Trade creditors are obligations to pay for goods or services that have been acquired in the ordinary course of business from suppliers. Trade creditors are classified as current liabilities if the Company does not have an unconditional right, at the end of the reporting period, to defer settlement of the creditor for at least twelve months after the reporting date. If there is an unconditional right to defer settlement for at least twelve months after the reporting date, they are presented as non-current liabilities.
2.9. Share Capital
Ordinary shares are classified as equity. Equity instruments are measured at the fair value of the cash or other resources received or receivable, net of the direct costs of issuing the equity instruments. If payment is deferred and the time value of money is material, the initial measurement is on a present value basis.
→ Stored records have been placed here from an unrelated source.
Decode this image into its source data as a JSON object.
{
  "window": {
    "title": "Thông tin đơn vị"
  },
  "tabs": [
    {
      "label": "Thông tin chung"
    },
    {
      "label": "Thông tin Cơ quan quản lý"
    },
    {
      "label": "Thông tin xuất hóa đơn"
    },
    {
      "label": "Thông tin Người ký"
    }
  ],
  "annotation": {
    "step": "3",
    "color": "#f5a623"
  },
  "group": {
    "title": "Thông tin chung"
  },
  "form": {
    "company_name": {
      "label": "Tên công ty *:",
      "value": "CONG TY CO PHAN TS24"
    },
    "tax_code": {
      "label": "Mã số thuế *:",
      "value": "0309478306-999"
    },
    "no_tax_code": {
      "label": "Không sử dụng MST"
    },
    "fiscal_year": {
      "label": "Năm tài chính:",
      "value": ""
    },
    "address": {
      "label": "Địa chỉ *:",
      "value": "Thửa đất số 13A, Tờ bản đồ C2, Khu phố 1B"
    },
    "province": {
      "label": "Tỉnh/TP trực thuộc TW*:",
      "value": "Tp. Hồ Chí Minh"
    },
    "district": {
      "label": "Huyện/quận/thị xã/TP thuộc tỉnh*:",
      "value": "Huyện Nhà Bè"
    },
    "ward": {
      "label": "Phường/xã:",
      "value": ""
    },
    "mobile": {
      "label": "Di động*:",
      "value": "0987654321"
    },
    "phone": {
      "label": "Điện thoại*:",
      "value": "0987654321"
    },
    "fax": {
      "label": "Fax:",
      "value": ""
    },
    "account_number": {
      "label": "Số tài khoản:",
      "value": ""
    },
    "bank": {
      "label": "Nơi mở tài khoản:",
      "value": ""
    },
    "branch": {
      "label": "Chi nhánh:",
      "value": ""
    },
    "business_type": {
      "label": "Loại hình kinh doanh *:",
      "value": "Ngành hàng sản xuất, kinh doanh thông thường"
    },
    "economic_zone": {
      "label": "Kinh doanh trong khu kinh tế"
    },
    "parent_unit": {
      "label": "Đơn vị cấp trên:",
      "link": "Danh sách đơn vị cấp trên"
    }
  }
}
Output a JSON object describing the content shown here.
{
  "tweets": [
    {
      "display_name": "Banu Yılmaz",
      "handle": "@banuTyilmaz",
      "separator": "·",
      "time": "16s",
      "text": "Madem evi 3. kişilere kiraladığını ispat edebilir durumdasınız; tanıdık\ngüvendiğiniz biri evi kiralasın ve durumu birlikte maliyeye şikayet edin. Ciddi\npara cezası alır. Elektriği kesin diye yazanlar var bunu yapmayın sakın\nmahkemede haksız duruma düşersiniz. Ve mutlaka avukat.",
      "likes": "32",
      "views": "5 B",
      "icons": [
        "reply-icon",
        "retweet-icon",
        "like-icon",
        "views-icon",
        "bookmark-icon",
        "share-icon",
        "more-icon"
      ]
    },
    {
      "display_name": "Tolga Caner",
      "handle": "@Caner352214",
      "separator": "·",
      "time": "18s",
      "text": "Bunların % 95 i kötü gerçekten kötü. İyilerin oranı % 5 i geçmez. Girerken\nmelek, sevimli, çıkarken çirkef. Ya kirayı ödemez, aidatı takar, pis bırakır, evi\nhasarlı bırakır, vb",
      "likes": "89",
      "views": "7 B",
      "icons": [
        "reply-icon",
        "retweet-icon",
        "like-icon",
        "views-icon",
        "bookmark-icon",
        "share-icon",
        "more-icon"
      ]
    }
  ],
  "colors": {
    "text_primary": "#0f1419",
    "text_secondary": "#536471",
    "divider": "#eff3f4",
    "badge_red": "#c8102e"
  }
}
2.10. Reclassification of Comparative Amounts
In the prior year, the loan owing to the company’s immediate parent undertaking (2023: £119,565) was reported within creditors: amounts falling due after more than one year. It has been determined that the loan is in fact repayable on demand and therefore should be presented within creditors: amounts falling due within one year.
The comparative figures have been restated accordingly. The reclassification has no impact on the company’s net assets, results for the year, or cash flows.